Let $X_0, X_1, X_2, \ldots$ be a sequence of i.i.d. real-valued random variables on some probability space $(\Omega, \mathcal{F}, \mathbb{P})$ with continuous CDF $F(x)$ and define a sequence of empirical CDFs $F_n(x) = \frac{1}{n} \sum_{i = 1}^n \mathbf{1}_{\{X_i \leq x\}}(x)$ ($\mathbf{1}_A$ is an indicator function). It is well known that
$$\sup_{x \in \mathbb{R}} \left|F_n(x) – F(x)\right| \to 0 \text{ a.s.}$$
(This is the fundamental theorem of mathematical statistics, or FTMS, supposedly.) Are we then safe to say that
$$F_n(X_0) \to U \text{ in law}$$
where $U$ follows a standard uniform distribution? Or could we make the even stronger claim that we can redefine the random variables into a probability space such that the convergence happens almost surely?
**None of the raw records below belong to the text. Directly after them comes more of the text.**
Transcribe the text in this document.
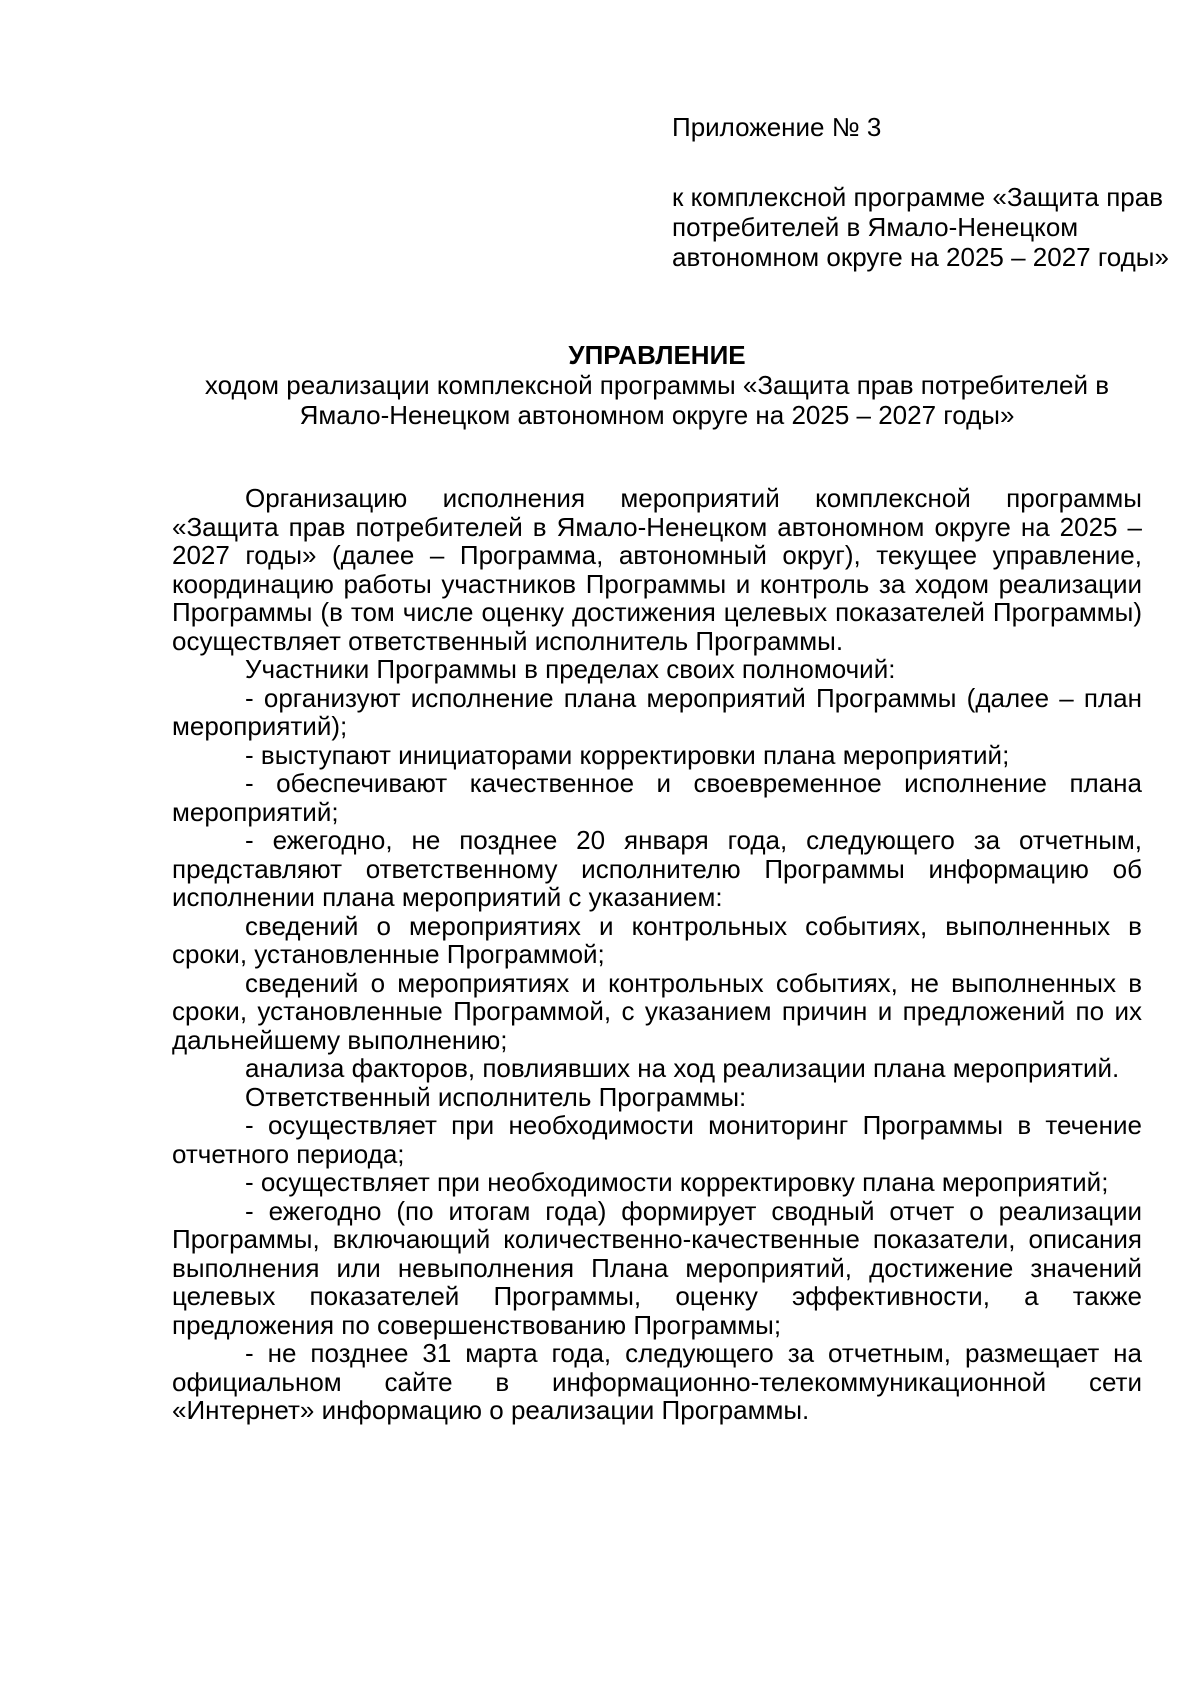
Приложение № 3

к комплексной программе «Защита прав потребителей в Ямало-Ненецком автономном округе на 2025 – 2027 годы»

УПРАВЛЕНИЕ

ходом реализации комплексной программы «Защита прав потребителей в Ямало-Ненецком автономном округе на 2025 – 2027 годы»

Организацию исполнения мероприятий комплексной программы «Защита прав потребителей в Ямало-Ненецком автономном округе на 2025 – 2027 годы» (далее – Программа, автономный округ), текущее управление, координацию работы участников Программы и контроль за ходом реализации Программы (в том числе оценку достижения целевых показателей Программы) осуществляет ответственный исполнитель Программы.

Участники Программы в пределах своих полномочий:

- организуют исполнение плана мероприятий Программы (далее – план мероприятий);

- выступают инициаторами корректировки плана мероприятий;

- обеспечивают качественное и своевременное исполнение плана мероприятий;

- ежегодно, не позднее 20 января года, следующего за отчетным, представляют ответственному исполнителю Программы информацию об исполнении плана мероприятий с указанием:

сведений о мероприятиях и контрольных событиях, выполненных в сроки, установленные Программой;

сведений о мероприятиях и контрольных событиях, не выполненных в сроки, установленные Программой, с указанием причин и предложений по их дальнейшему выполнению;

анализа факторов, повлиявших на ход реализации плана мероприятий.

Ответственный исполнитель Программы:

- осуществляет при необходимости мониторинг Программы в течение отчетного периода;

- осуществляет при необходимости корректировку плана мероприятий;

- ежегодно (по итогам года) формирует сводный отчет о реализации Программы, включающий количественно-качественные показатели, описания выполнения или невыполнения Плана мероприятий, достижение значений целевых показателей Программы, оценку эффективности, а также предложения по совершенствованию Программы;

- не позднее 31 марта года, следующего за отчетным, размещает на официальном сайте в информационно-телекоммуникационной сети «Интернет» информацию о реализации Программы.
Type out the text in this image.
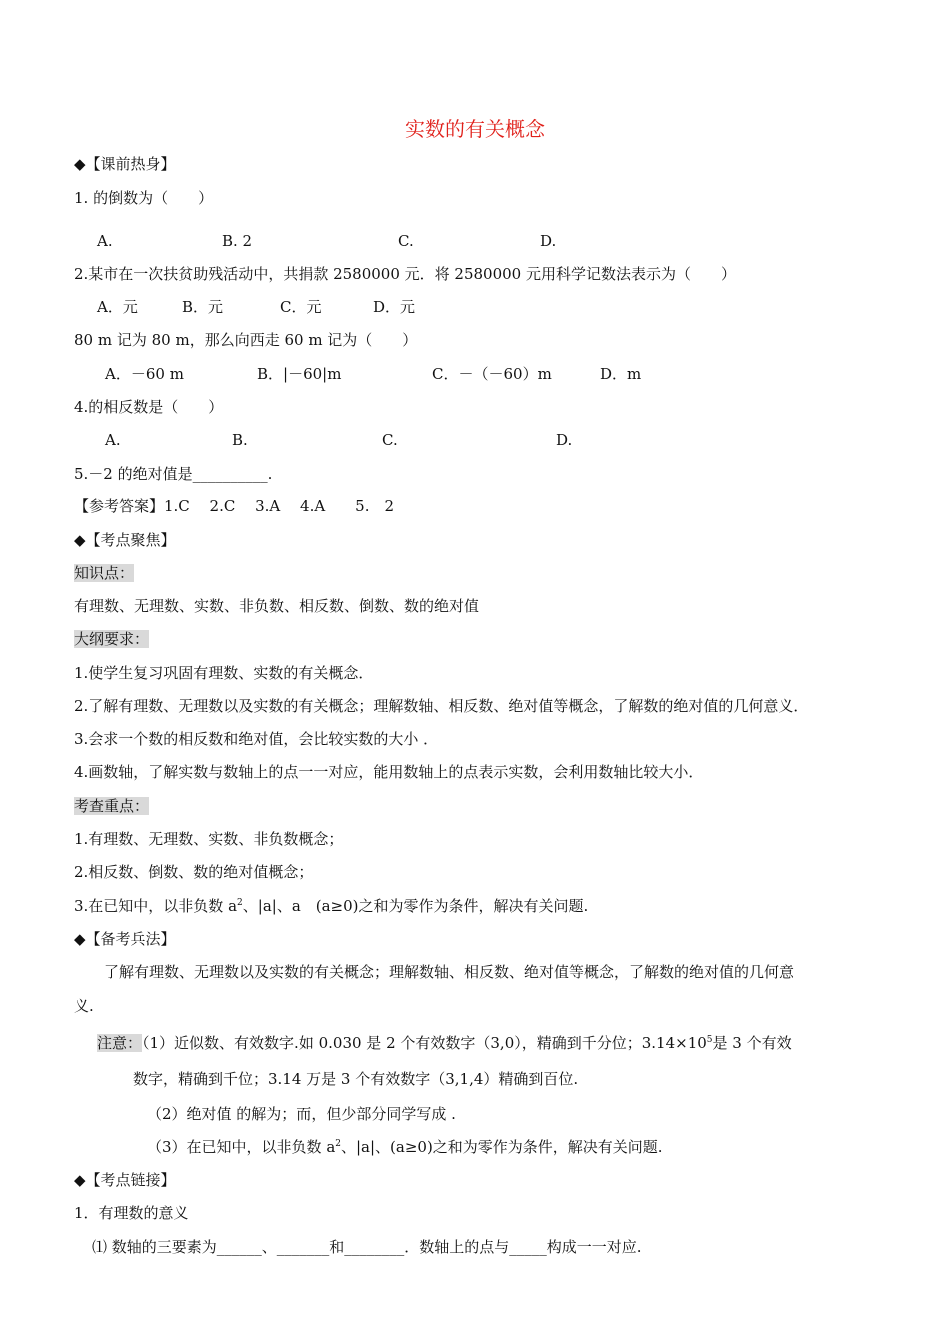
实数的有关概念
◆【课前热身】
1. 的倒数为（　　）
A.	B. 2	C.	D.
2.某市在一次扶贫助残活动中，共捐款 2580000 元．将 2580000 元用科学记数法表示为（　　）
A．元	B．元	C．元	D．元
80 m 记为 80 m，那么向西走 60 m 记为（　　）
A．－60 m	B．|－60|m	C．－（－60）m	D．m
4.的相反数是（　　）
A.	B.	C.	D.
5.－2 的绝对值是__________.
【参考答案】1.C　 2.C　 3.A　 4.A　　5.　2
◆【考点聚焦】
知识点：
有理数、无理数、实数、非负数、相反数、倒数、数的绝对值
大纲要求：
1.使学生复习巩固有理数、实数的有关概念．
2.了解有理数、无理数以及实数的有关概念；理解数轴、相反数、绝对值等概念，了解数的绝对值的几何意义．
3.会求一个数的相反数和绝对值，会比较实数的大小 ．
4.画数轴，了解实数与数轴上的点一一对应，能用数轴上的点表示实数，会利用数轴比较大小．
考查重点：
1.有理数、无理数、实数、非负数概念；
2.相反数、倒数、数的绝对值概念；
3.在已知中，以非负数 $a^2$、|a|、a　(a≥0)之和为零作为条件，解决有关问题.
◆【备考兵法】
了解有理数、无理数以及实数的有关概念；理解数轴、相反数、绝对值等概念，了解数的绝对值的几何意
义.
注意：（1）近似数、有效数字.如 0.030 是 2 个有效数字（3,0），精确到千分位；$3.14\times 10^5$是 3 个有效
数字，精确到千位；3.14 万是 3 个有效数字（3,1,4）精确到百位.
（2）绝对值 的解为；而，但少部分同学写成 .
（3）在已知中，以非负数 $a^2$、|a|、(a≥0)之和为零作为条件，解决有关问题.
◆【考点链接】
1．有理数的意义
⑴ 数轴的三要素为______、_______和________．数轴上的点与_____构成一一对应.
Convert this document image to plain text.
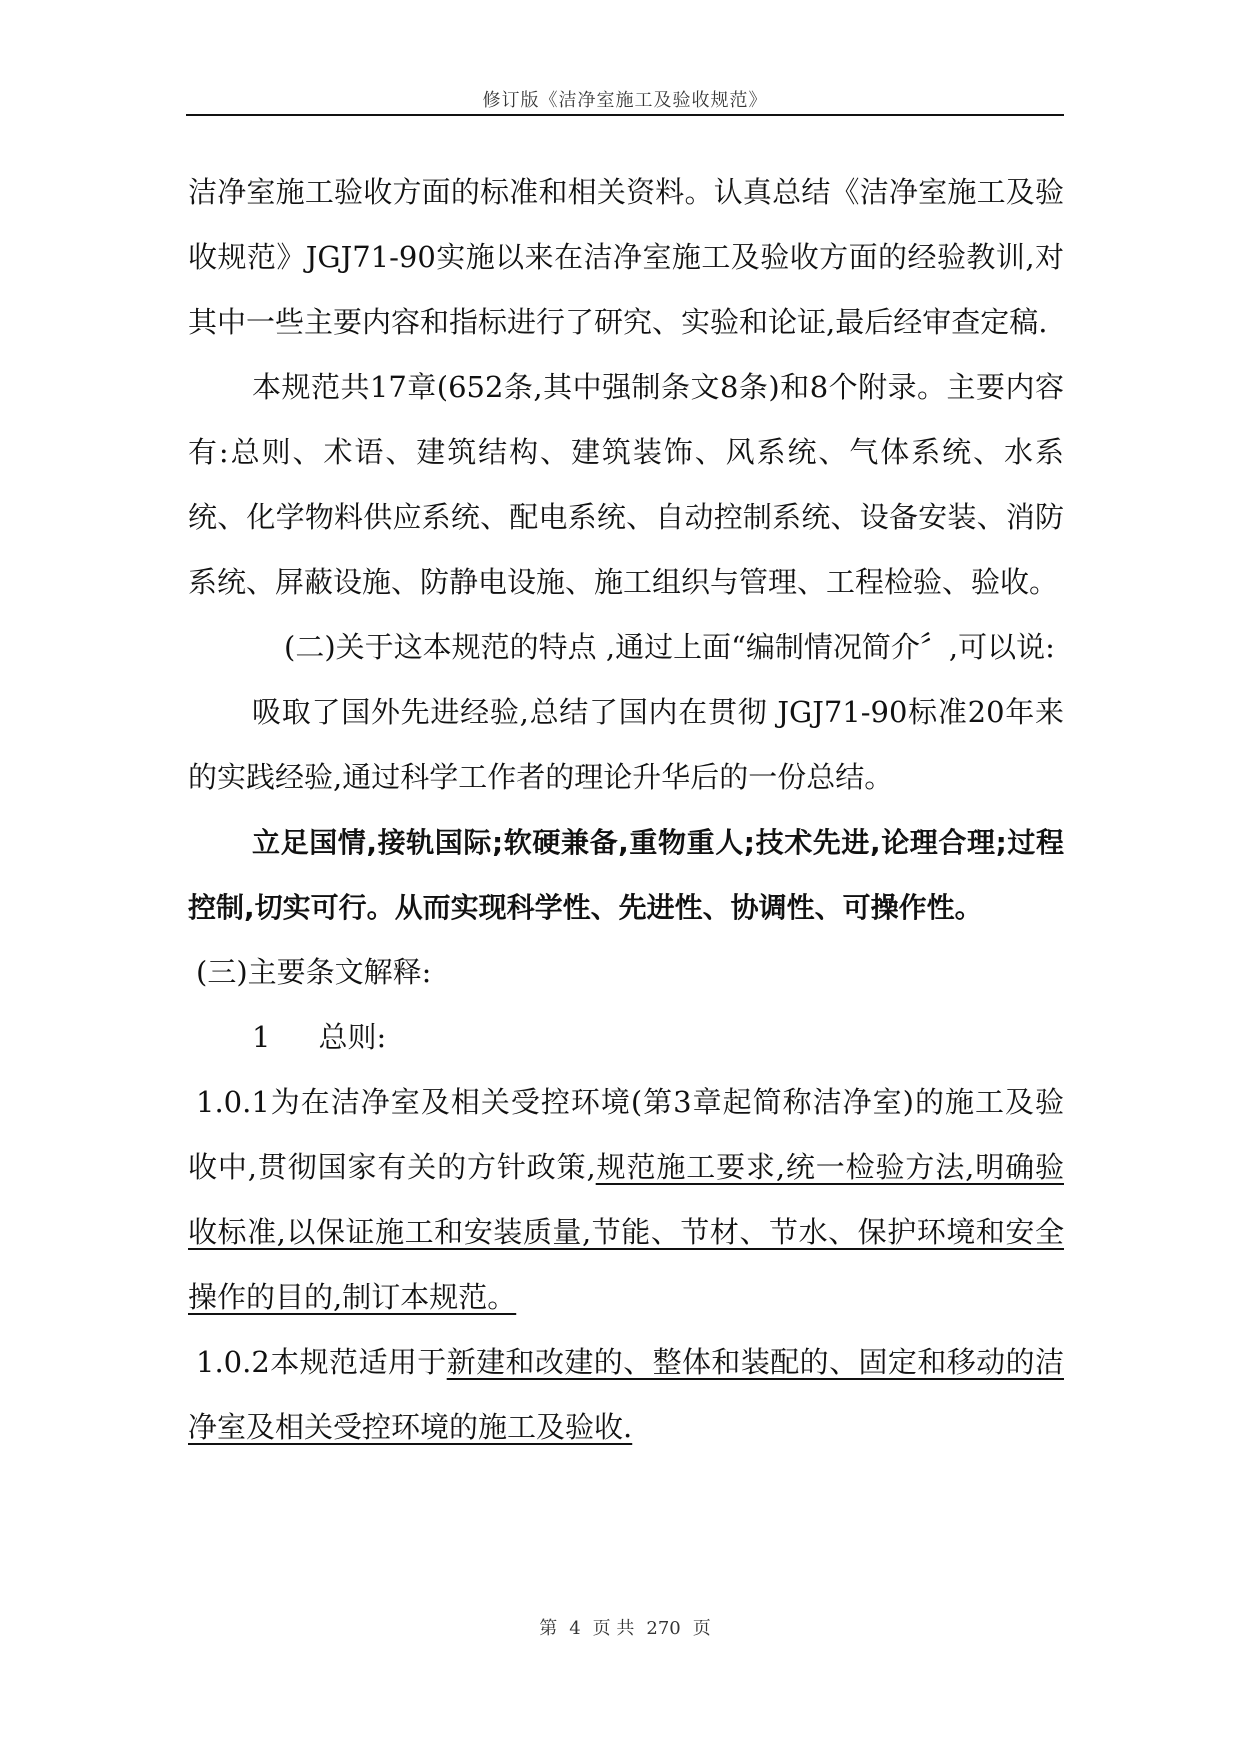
修订版《洁净室施工及验收规范》

洁净室施工验收方面的标准和相关资料。认真总结《洁净室施工及验收规范》JGJ71-90实施以来在洁净室施工及验收方面的经验教训,对其中一些主要内容和指标进行了研究、实验和论证,最后经审查定稿.

本规范共17章(652条,其中强制条文8条)和8个附录。主要内容有:总则、术语、建筑结构、建筑装饰、风系统、气体系统、水系统、化学物料供应系统、配电系统、自动控制系统、设备安装、消防系统、屏蔽设施、防静电设施、施工组织与管理、工程检验、验收。

(二)关于这本规范的特点 ,通过上面“编制情况简介〞,可以说:

吸取了国外先进经验,总结了国内在贯彻 JGJ71-90标准20年来的实践经验,通过科学工作者的理论升华后的一份总结。

立足国情,接轨国际;软硬兼备,重物重人;技术先进,论理合理;过程控制,切实可行。从而实现科学性、先进性、协调性、可操作性。

(三)主要条文解释:

1 总则:

1.0.1为在洁净室及相关受控环境(第3章起简称洁净室)的施工及验收中,贯彻国家有关的方针政策,规范施工要求,统一检验方法,明确验收标准,以保证施工和安装质量,节能、节材、节水、保护环境和安全操作的目的,制订本规范。

1.0.2本规范适用于新建和改建的、整体和装配的、固定和移动的洁净室及相关受控环境的施工及验收.

第 4 页 共 270 页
It seems like this would be the case. FTMS suggests we can write $F_n(X_0) = F(X_0) + o(1)$ (holding almost surely) and the distribution of $F(X_0)$ is a standard uniform distribution. While $F_n$ is affected by the asymptotics, $X_0$ is not. The probability $X_0$ takes a value that is not covered by the convergence is zero thanks to FTMS being a uniform convergence result. Is it that easy? Am I overthinking this?
Best Answer
$\newcommand\Om\Omega\newcommand\om\omega\newcommand\R{\mathbb R}$This is indeed straightforward. Spelling out $$\sup_{x\in\R}|F_n(x)-F(x)|\to0 \text{ a.s.}, $$ we see that for some subset $N$ of $\Om$ of outer probability $0$ and all $\om\in\Om_0:=\Om\setminus N$ we have $$\sup_{x\in\R}\Big|\frac1n\sum_{j=1}^n 1(X_j(\om)\le x)-F(x)\Big|\to0$$ and hence $$\frac1n\sum_{j=1}^n 1(X_j(\om)\le X_0(\om))\to F(X_0(\om)).$$
So, indeed we have $$F_n(X_0)\to F(X_0)$$ a.s. and hence in law. Also, if $F$ is continuous, then the random variable $F(X_0)$ has the standard uniform distribution.